Welche Rolle spielen die Mitarbeiterinnen und Mitarbeiter?
Sie sind eine ganz wichtige Zielgruppe, die in der Forschung bisher auch noch vernachlässigt wurde. Sie müssen über das soziale Engagement ihres Unternehmens informiert sein und die Unternehmenswerte auch leben. Unsere Studien zeigen auch, dass CSR zu einer größeren Zufriedenheit der Mitarbeiter und Mitarbeiterinnen dem Unternehmen gegenüber führt. Es können also alle profitieren.
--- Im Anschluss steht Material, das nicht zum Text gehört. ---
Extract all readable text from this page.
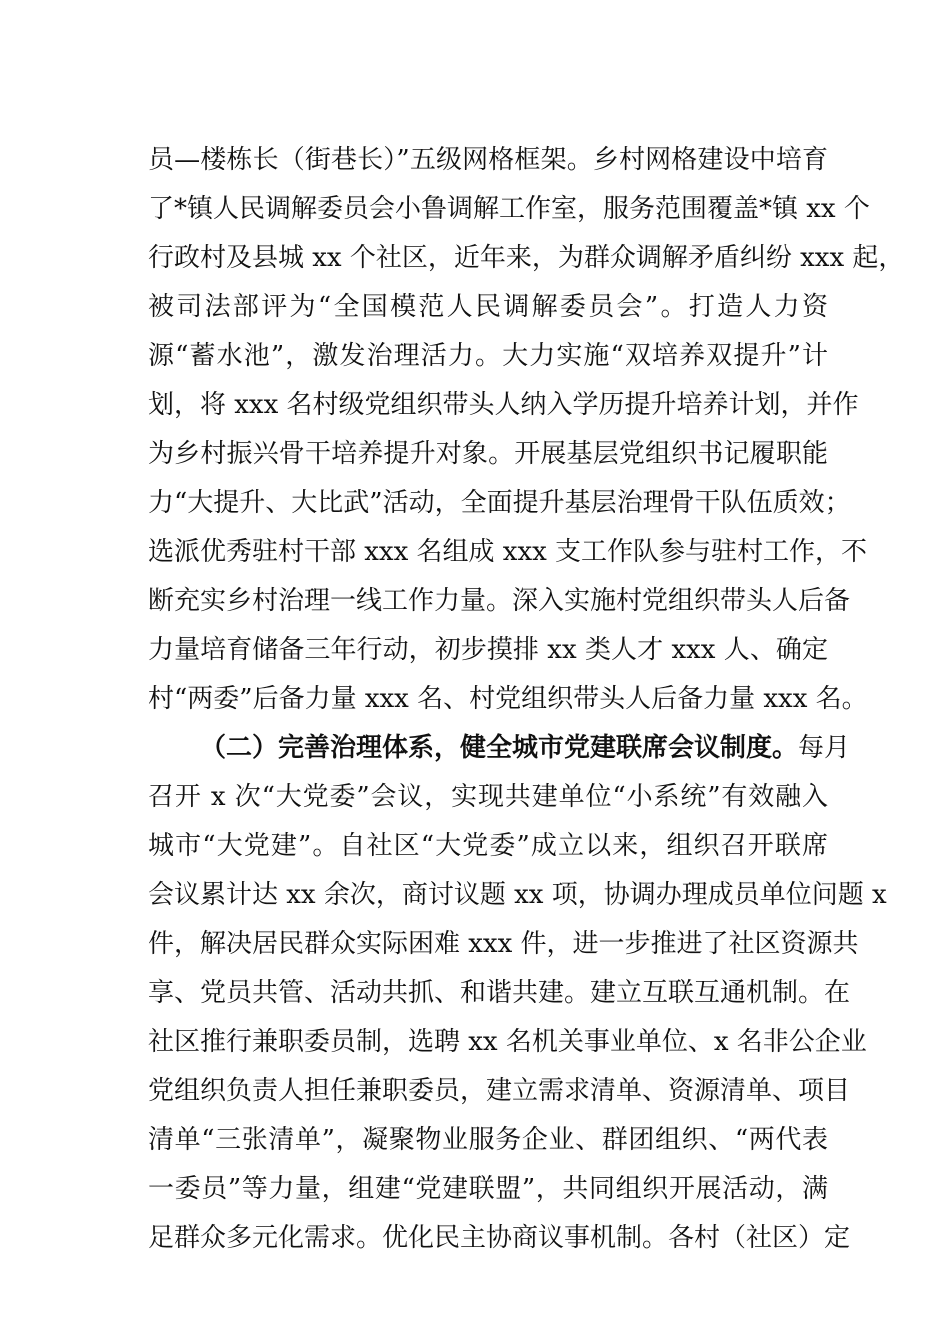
员—楼栋长（街巷长）”五级网格框架。乡村网格建设中培育
了*镇人民调解委员会小鲁调解工作室，服务范围覆盖*镇 xx 个
行政村及县城 xx 个社区，近年来，为群众调解矛盾纠纷 xxx 起，
被司法部评为“全国模范人民调解委员会”。打造人力资
源“蓄水池”，激发治理活力。大力实施“双培养双提升”计
划，将 xxx 名村级党组织带头人纳入学历提升培养计划，并作
为乡村振兴骨干培养提升对象。开展基层党组织书记履职能
力“大提升、大比武”活动，全面提升基层治理骨干队伍质效；
选派优秀驻村干部 xxx 名组成 xxx 支工作队参与驻村工作，不
断充实乡村治理一线工作力量。深入实施村党组织带头人后备
力量培育储备三年行动，初步摸排 xx 类人才 xxx 人、确定
村“两委”后备力量 xxx 名、村党组织带头人后备力量 xxx 名。
（二）完善治理体系，健全城市党建联席会议制度。每月
召开 x 次“大党委”会议，实现共建单位“小系统”有效融入
城市“大党建”。自社区“大党委”成立以来，组织召开联席
会议累计达 xx 余次，商讨议题 xx 项，协调办理成员单位问题 x
件，解决居民群众实际困难 xxx 件，进一步推进了社区资源共
享、党员共管、活动共抓、和谐共建。建立互联互通机制。在
社区推行兼职委员制，选聘 xx 名机关事业单位、x 名非公企业
党组织负责人担任兼职委员，建立需求清单、资源清单、项目
清单“三张清单”，凝聚物业服务企业、群团组织、“两代表
一委员”等力量，组建“党建联盟”，共同组织开展活动，满
足群众多元化需求。优化民主协商议事机制。各村（社区）定
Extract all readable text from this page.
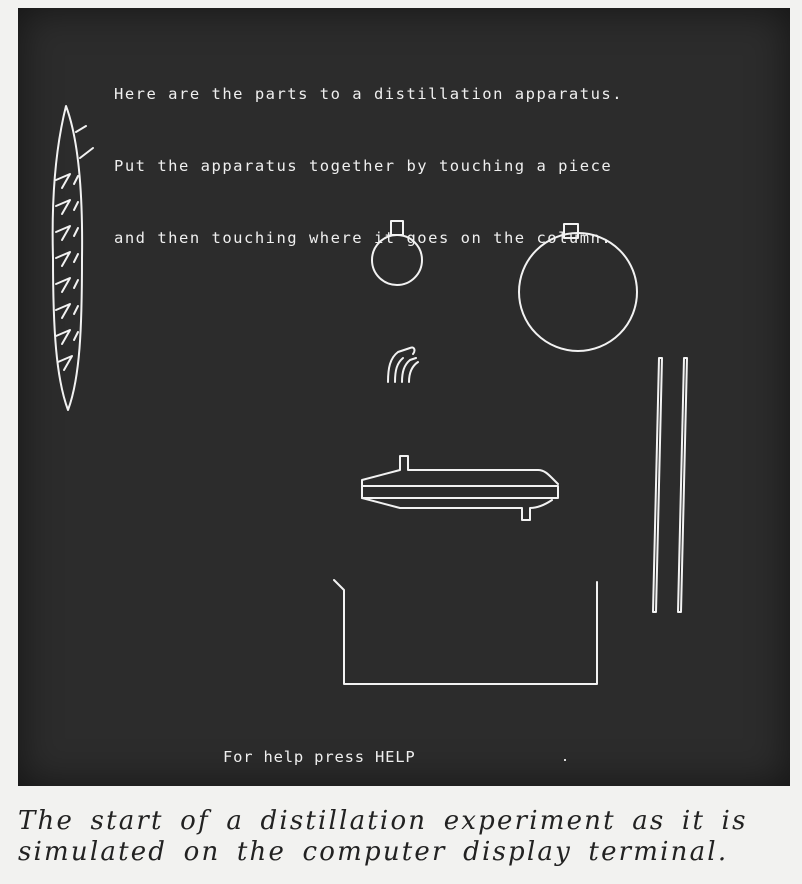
Here are the parts to a distillation apparatus.

Put the apparatus together by touching a piece

and then touching where it goes on the column.

For help press HELP
The start of a distillation experiment as it is
simulated on the computer display terminal.
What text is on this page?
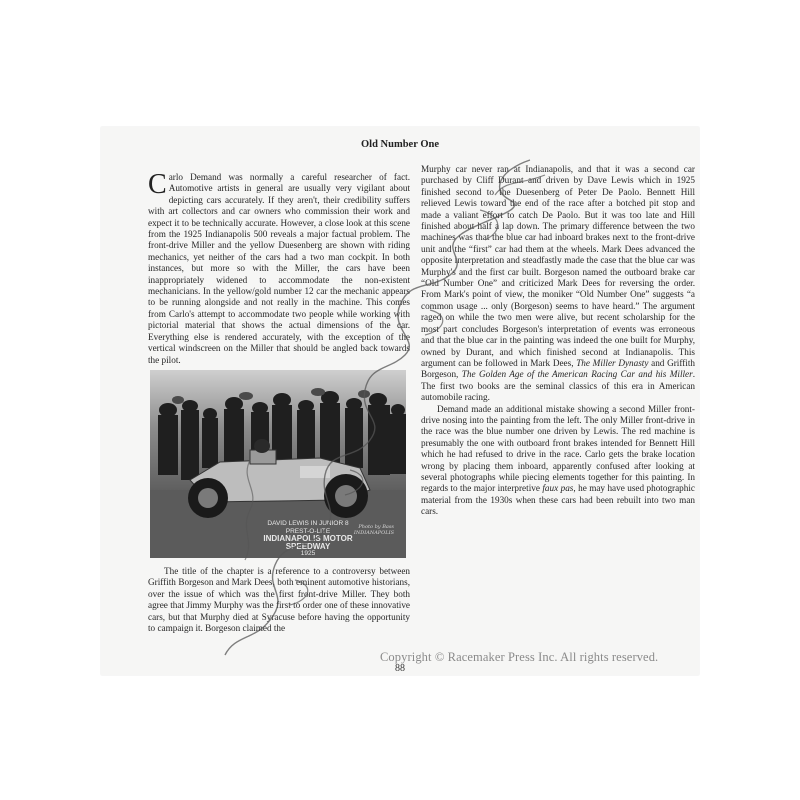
Old Number One

Carlo Demand was normally a careful researcher of fact. Automotive artists in general are usually very vigilant about depicting cars accurately. If they aren't, their credibility suffers with art collectors and car owners who commission their work and expect it to be technically accurate. However, a close look at this scene from the 1925 Indianapolis 500 reveals a major factual problem. The front-drive Miller and the yellow Duesenberg are shown with riding mechanics, yet neither of the cars had a two man cockpit. In both instances, but more so with the Miller, the cars have been inappropriately widened to accommodate the non-existent mechanicians. In the yellow/gold number 12 car the mechanic appears to be running alongside and not really in the machine. This comes from Carlo's attempt to accommodate two people while working with pictorial material that shows the actual dimensions of the car. Everything else is rendered accurately, with the exception of the vertical windscreen on the Miller that should be angled back towards the pilot.

DAVID LEWIS IN JUNIOR 8
PREST-O-LITE
INDIANAPOLIS MOTOR SPEEDWAY
1925
Photo by Bass
INDIANAPOLIS

The title of the chapter is a reference to a controversy between Griffith Borgeson and Mark Dees, both eminent automotive historians, over the issue of which was the first front-drive Miller. They both agree that Jimmy Murphy was the first to order one of these innovative cars, but that Murphy died at Syracuse before having the opportunity to campaign it. Borgeson claimed the

Murphy car never ran at Indianapolis, and that it was a second car purchased by Cliff Durant and driven by Dave Lewis which in 1925 finished second to the Duesenberg of Peter De Paolo. Bennett Hill relieved Lewis toward the end of the race after a botched pit stop and made a valiant effort to catch De Paolo. But it was too late and Hill finished about half a lap down. The primary difference between the two machines was that the blue car had inboard brakes next to the front-drive unit and the “first” car had them at the wheels. Mark Dees advanced the opposite interpretation and steadfastly made the case that the blue car was Murphy's and the first car built. Borgeson named the outboard brake car “Old Number One” and criticized Mark Dees for reversing the order. From Mark's point of view, the moniker “Old Number One” suggests “a common usage ... only (Borgeson) seems to have heard.” The argument raged on while the two men were alive, but recent scholarship for the most part concludes Borgeson's interpretation of events was erroneous and that the blue car in the painting was indeed the one built for Murphy, owned by Durant, and which finished second at Indianapolis. This argument can be followed in Mark Dees, The Miller Dynasty and Griffith Borgeson, The Golden Age of the American Racing Car and his Miller. The first two books are the seminal classics of this era in American automobile racing.

Demand made an additional mistake showing a second Miller front-drive nosing into the painting from the left. The only Miller front-drive in the race was the blue number one driven by Lewis. The red machine is presumably the one with outboard front brakes intended for Bennett Hill which he had refused to drive in the race. Carlo gets the brake location wrong by placing them inboard, apparently confused after looking at several photographs while piecing elements together for this painting. In regards to the major interpretive faux pas, he may have used photographic material from the 1930s when these cars had been rebuilt into two man cars.

88
Copyright © Racemaker Press Inc. All rights reserved.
Wer ist für CSR und die entsprechende Kommunikation in den Unternehmen verantwortlich?
In ganz großen Unternehmen gibt es schon eigene CSR-Manager. Vielfach wird auch in den Kommunikationsabteilungen daran gearbeitet.
Woher haben diese Managerinnen und Manager das Rüstzeug für ihre Arbeit?
Wir haben unter anderem analysiert, wie stark der CSR-Gedanke in den Curricula an verschiedenen Universitäten verankert ist. Und dabei festgestellt: Er ist da, aber es gibt noch Verbesserungsbedarf. Besonders jene, die bereits vor längerer Zeit studiert haben, haben sicherlich noch Aufholbedarf.
Von diesen Personen kann ja Ihr Buch gelesen werden. Von wem wollen Sie es denn noch gelesen wissen?
Einerseits sind das Praktikerinnen und Praktiker, die sich mit CSR beschäftigen. Wir bieten in unserem Buch auch ganz konkrete Handlungsempfehlungen, z. B. zu CSR-Kommunikation und Branding mit zehn Guidelines. Natürlich richtet sich das Handbuch auch an die Scientific Community und an Studierende. Es analysiert CSR-Kommunikation aus vielen verschiedenen Perspektiven, ist sehr international ausgerichtet und kann überall auf der Welt gelesen werden.
Vielen Dank für das Gespräch.
Sandra Diehl, Mathias Karmasin, Barbara Mueller, Ralf Terlutter und Franzisca Weder (Hrsg.) (2017). Handbook of Integrated CSR Communication. Berlin: Springer.